The default module output detail is compact. It omits usage, category, and tags, and focuses on id/title, description, inputs, inputType, and outputType.

moduleDetailModule info included in the prompt
idsOnly id and title.
compactDefault. id/title, description, inputs, inputType, outputType.
usagecompact plus usage examples.
fullusage plus category, tags, and aliases.
const prompt = buildAIPlanPrompt("Read a file and calculate the average", {
  registry,
  moduleFilter: { categories: ["io", "math"], limit: 6 },
  moduleDetail: "compact",
});

Apps can expose only one domain of modules for a specific planning task:

const reportPrompt = buildAIPlanPrompt("Summarize revenue data", {
  registry,
  moduleFilter: {
    category: "reporting",
    limit: 12,
  },
});

Use excludeInPrompt: true for modules that are registered for execution but should not be visible during dynamic planning.

registry.register({
  id: "internal_payment_admin",
  category: "payment",
  tags: ["admin", "internal"],
  excludeInPrompt: true,
  execute() {
    return "ok";
  },
});

Category summaries can drive UI filters or RAG candidate selection screens:

const categories = registry.listCategories();
// [{ category: "data", count: 3 }, { category: "network", count: 5 }]

5. How the registry participates in execution

  1. runQplan(script, { registry }) parses to AST, then the executor runs steps using the provided registry (defaults to the shared singleton).
  2. For each action, the executor calls registry.get(moduleId).
  3. Missing modules throw immediately and are handled via the step’s onError policy.
  4. Returned results populate the ExecutionContext; future actions referencing the same names receive those values automatically.

6. Registry Extension Guide

  • Add custom modules: implement an ActionModule and call registry.register(customModule).
  • Temp/sandbox modules: still assign IDs so AI/docs can see them; otherwise registration is skipped.
  • Multiple registries: instantiate const custom = new ModuleRegistry() (basic modules included automatically), register extra modules, and pass it to both runQplan(script, { registry: custom }) and buildAIPlanPrompt(requirement, { registry: custom }). To start empty, use new ModuleRegistry({ seedBasicModules: false }).
  • Updating metadata: modifying description/usage/inputs/inputType/outputType updates the registry.list() output immediately.

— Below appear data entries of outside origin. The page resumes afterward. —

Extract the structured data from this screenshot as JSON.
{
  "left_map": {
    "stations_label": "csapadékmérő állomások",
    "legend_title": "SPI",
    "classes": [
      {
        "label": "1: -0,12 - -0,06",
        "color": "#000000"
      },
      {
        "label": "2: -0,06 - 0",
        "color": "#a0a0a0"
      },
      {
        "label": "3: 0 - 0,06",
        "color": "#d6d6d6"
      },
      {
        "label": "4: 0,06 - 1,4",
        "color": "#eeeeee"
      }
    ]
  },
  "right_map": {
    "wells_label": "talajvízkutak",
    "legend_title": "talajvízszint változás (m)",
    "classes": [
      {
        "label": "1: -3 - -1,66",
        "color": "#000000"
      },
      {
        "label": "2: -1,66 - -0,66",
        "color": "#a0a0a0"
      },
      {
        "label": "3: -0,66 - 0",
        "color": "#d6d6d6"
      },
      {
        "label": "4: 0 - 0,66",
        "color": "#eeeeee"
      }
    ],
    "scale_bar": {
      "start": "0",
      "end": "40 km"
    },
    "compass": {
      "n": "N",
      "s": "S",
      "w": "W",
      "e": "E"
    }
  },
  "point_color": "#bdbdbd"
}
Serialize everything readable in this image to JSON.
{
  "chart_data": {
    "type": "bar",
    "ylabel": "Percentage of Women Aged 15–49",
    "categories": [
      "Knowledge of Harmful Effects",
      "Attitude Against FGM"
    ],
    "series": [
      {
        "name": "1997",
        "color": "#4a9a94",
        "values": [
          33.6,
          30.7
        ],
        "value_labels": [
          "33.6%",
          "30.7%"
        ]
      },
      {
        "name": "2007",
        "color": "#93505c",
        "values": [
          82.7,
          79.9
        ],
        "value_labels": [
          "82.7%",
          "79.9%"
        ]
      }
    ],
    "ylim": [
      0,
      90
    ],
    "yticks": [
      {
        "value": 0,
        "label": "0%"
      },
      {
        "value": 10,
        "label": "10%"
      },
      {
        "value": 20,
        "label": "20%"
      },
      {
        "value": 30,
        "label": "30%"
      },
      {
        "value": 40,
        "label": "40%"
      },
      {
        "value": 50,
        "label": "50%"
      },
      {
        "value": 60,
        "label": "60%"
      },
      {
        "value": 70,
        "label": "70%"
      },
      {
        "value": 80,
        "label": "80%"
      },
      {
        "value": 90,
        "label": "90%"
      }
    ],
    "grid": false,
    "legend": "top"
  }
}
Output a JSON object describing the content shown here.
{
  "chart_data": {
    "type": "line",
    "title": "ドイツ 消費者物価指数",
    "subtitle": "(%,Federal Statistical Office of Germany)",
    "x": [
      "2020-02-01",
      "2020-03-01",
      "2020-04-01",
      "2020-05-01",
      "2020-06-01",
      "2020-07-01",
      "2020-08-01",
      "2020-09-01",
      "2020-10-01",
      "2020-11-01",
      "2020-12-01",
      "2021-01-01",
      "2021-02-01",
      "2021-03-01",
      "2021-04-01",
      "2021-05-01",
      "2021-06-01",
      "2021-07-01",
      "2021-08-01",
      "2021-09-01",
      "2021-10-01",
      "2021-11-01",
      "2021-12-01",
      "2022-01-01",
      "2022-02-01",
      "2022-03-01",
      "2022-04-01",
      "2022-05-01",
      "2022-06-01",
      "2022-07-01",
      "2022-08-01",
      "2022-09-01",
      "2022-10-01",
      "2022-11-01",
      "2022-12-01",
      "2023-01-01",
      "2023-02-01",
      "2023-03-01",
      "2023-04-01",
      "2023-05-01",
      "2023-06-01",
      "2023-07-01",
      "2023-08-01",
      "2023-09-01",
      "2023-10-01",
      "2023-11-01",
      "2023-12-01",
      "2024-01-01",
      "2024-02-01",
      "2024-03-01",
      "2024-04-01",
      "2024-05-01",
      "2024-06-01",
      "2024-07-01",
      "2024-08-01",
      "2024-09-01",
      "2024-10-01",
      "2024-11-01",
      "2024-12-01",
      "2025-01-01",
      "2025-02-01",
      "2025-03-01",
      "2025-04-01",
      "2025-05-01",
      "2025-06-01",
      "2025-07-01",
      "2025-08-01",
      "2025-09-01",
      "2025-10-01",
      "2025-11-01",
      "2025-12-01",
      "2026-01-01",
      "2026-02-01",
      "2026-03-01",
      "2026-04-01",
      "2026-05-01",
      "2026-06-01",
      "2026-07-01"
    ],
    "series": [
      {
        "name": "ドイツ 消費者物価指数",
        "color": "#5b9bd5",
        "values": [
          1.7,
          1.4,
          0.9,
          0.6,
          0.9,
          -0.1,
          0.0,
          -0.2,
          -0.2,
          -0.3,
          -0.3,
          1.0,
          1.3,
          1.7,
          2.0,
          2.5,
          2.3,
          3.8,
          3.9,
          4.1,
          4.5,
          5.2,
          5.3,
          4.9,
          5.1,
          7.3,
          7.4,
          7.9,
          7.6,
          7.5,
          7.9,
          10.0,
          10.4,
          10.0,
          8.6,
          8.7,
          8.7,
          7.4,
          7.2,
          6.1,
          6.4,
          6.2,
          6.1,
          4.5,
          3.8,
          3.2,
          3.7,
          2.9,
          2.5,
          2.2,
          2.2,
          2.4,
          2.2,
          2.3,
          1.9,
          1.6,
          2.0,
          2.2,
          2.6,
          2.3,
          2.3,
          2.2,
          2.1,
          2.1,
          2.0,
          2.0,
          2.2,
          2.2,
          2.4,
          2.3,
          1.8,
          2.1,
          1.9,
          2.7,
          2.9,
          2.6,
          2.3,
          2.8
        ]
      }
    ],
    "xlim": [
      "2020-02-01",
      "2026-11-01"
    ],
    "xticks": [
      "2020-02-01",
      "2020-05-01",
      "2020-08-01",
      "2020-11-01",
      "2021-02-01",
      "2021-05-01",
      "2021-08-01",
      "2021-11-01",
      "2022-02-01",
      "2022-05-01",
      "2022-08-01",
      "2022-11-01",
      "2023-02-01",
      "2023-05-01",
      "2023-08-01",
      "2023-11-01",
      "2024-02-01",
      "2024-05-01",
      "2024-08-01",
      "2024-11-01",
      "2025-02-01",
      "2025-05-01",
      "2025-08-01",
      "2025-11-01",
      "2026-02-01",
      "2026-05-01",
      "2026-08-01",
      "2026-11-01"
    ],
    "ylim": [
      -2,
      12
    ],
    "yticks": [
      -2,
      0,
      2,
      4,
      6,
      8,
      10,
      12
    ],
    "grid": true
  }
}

7. Module Management Best Practices

  • Use lowercase, concise IDs (search, payment).
  • Include every real input key in inputs so the AI avoids typos.
  • Provide real QPlan snippets in usage for better prompt hints.
  • Log console.log(registry.list()) to inspect the registry state.

With this guide you can see how ModuleRegistry underpins QPlan’s module ecosystem and how it powers both execution and LLM integrations—now with first-class support for swapping registries at runtime.